My family has never been one for family gatherings. My father’s family yes, but my parents specifically, not at all. I think we spent most of my childhood trying to figure out how to avoid going to the family gatherings rather than actually going.

Thanksgiving is no exception. Today D and I are on our own. My mom chose to want to go out for lunch, which was several hours ago and we were pointedly not invited. Welcome to my family.

Seeing as it’s a beautiful day, D and I did our house cleaning (it was bloody scary after having five preschool kids in here), and went outside, went to the store for a treat… now I’m hoping he goes to sleep, but somehow really doubt it considering he’s trying to sing the Littlest Hobo theme song. I have no idea why he’s decided that’s his new favorite song, but I’m pretty sure we’ve listened to it enough times I could sing it… But anyways, it’s just D and I on this Thanksgiving.
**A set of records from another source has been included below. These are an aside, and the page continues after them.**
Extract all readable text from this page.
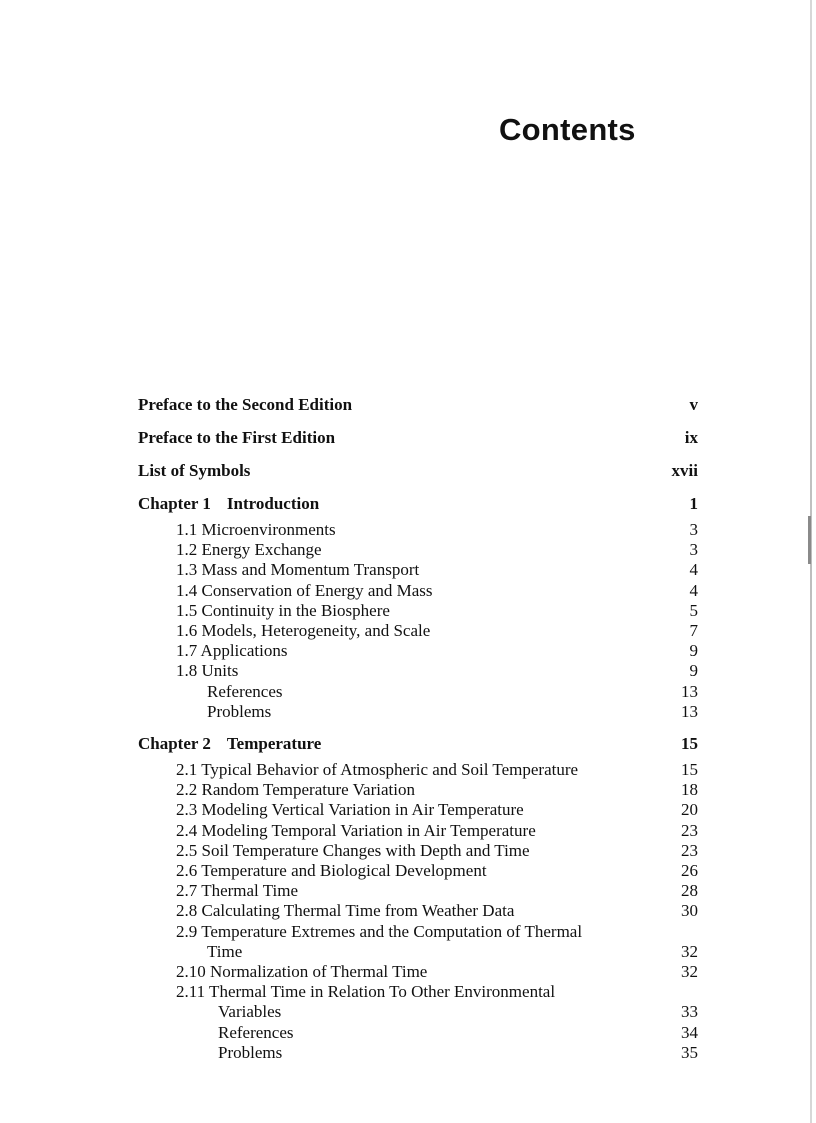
Contents
Preface to the Second Edition	v
Preface to the First Edition	ix
List of Symbols	xvii
Chapter 1 Introduction	1
1.1 Microenvironments	3
1.2 Energy Exchange	3
1.3 Mass and Momentum Transport	4
1.4 Conservation of Energy and Mass	4
1.5 Continuity in the Biosphere	5
1.6 Models, Heterogeneity, and Scale	7
1.7 Applications	9
1.8 Units	9
References	13
Problems	13
Chapter 2 Temperature	15
2.1 Typical Behavior of Atmospheric and Soil Temperature	15
2.2 Random Temperature Variation	18
2.3 Modeling Vertical Variation in Air Temperature	20
2.4 Modeling Temporal Variation in Air Temperature	23
2.5 Soil Temperature Changes with Depth and Time	23
2.6 Temperature and Biological Development	26
2.7 Thermal Time	28
2.8 Calculating Thermal Time from Weather Data	30
2.9 Temperature Extremes and the Computation of Thermal
Time	32
2.10 Normalization of Thermal Time	32
2.11 Thermal Time in Relation To Other Environmental
Variables	33
References	34
Problems	35
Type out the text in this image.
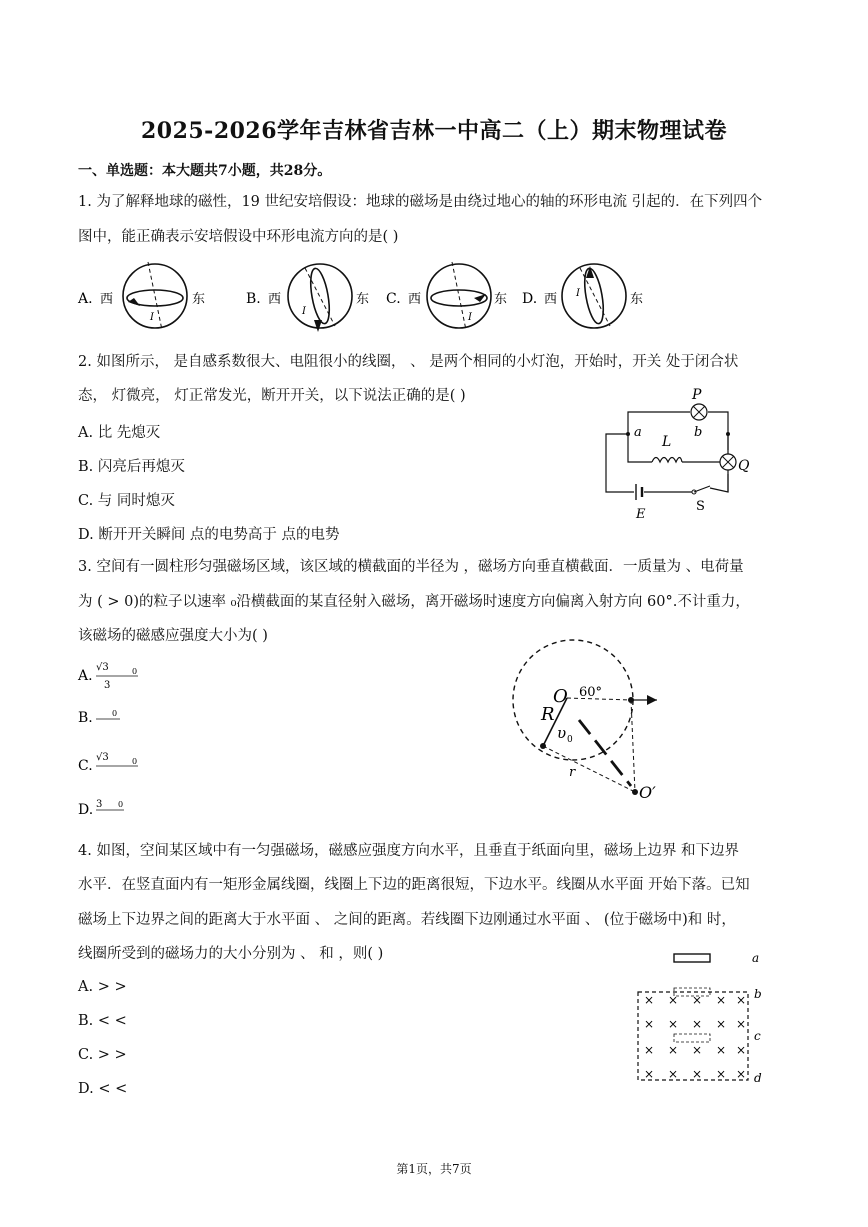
2025-2026学年吉林省吉林一中高二（上）期末物理试卷
一、单选题：本大题共7小题，共28分。
1. 为了解释地球的磁性，19 世纪安培假设：地球的磁场是由绕过地心的轴的环形电流 引起的．在下列四个
图中，能正确表示安培假设中环形电流方向的是( )
A. 西
I
东	B. 西
I
东 C. 西
I
东 D. 西 I	东
2. 如图所示， 是自感系数很大、电阻很小的线圈， 、 是两个相同的小灯泡，开始时，开关 处于闭合状
态， 灯微亮， 灯正常发光，断开开关，以下说法正确的是( )
A. 比 先熄灭
B. 闪亮后再熄灭
C. 与 同时熄灭
D. 断开开关瞬间 点的电势高于 点的电势
P
Q
L
a	b
E
S
3. 空间有一圆柱形匀强磁场区域，该区域的横截面的半径为 ，磁场方向垂直横截面．一质量为 、电荷量
为 ( > 0)的粒子以速率 ₀沿横截面的某直径射入磁场，离开磁场时速度方向偏离入射方向 60°.不计重力，
该磁场的磁感应强度大小为( )
A.
√3	0
3
B. 0
C.
√3	0
D. 3 0
O 60°
R
υ 0
r
O′
4. 如图，空间某区域中有一匀强磁场，磁感应强度方向水平，且垂直于纸面向里，磁场上边界 和下边界
水平．在竖直面内有一矩形金属线圈，线圈上下边的距离很短，下边水平。线圈从水平面 开始下落。已知
磁场上下边界之间的距离大于水平面 、 之间的距离。若线圈下边刚通过水平面 、 (位于磁场中)和 时，
线圈所受到的磁场力的大小分别为 、 和 ，则( )
A. > >
B. < <
C. > >
D. < <
× × × × ×
× × × × ×
× × × × ×
× × × × ×
a
b
c
d
第1页，共7页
It’s been like this the last couple of Christmases as well. Mom would say that she was making dinner and then it wouldn’t happen, or I’d offer and she’d say don’t bother, and again it would be D and I alone. Sure we’d have Christmas morning with them and my brother (I live in my parent’s yard, so we aren’t far) and open presents, etc… but when it comes to actually a sit down dinner with the family, last year D and I had pizza on our own.

This used to drive me crazy and in some ways still does. I would like D to actually know what a family is like. Okay, I should rephrase that—I would like D to know what it means to have family traditions like I used to have.

I feel like he’s missing out on these holidays. He’s never really had a birthday party—not that we could do much of one because crowds are a major issue for him, but all the same, he’s never really had a true birthday party. I tried last year and was told by my family that there was no point, he wouldn’t remember it anyways. I still think he would have. So again, it was just me and D.

I shouldn’t complain, it’s not that I come from a terrible family. I’m very lucky actually, they have been, and continue to be, a tremendous help. I just wish that D would have more of a family, I suppose. I would like him to know what it means to have his birthday celebrated, to be at a Christmas or a Thanksgiving dinner that is more than just us two. I feel really blessed that I have such an awesome little boy and we are totally inseperable, but it would be so good for him to have the others that he loves around too. He deserves to know what a holiday is, even when he doesn’t understand what a holiday is.

But for today, it’s another holiday that he and I will share. It may even be pizza for supper again, or soup. He likes soup. And instead of being upset that it’s just us, we are going to celebrate that we are safe, warm and in a clean house. We might even watch the Wiggles again.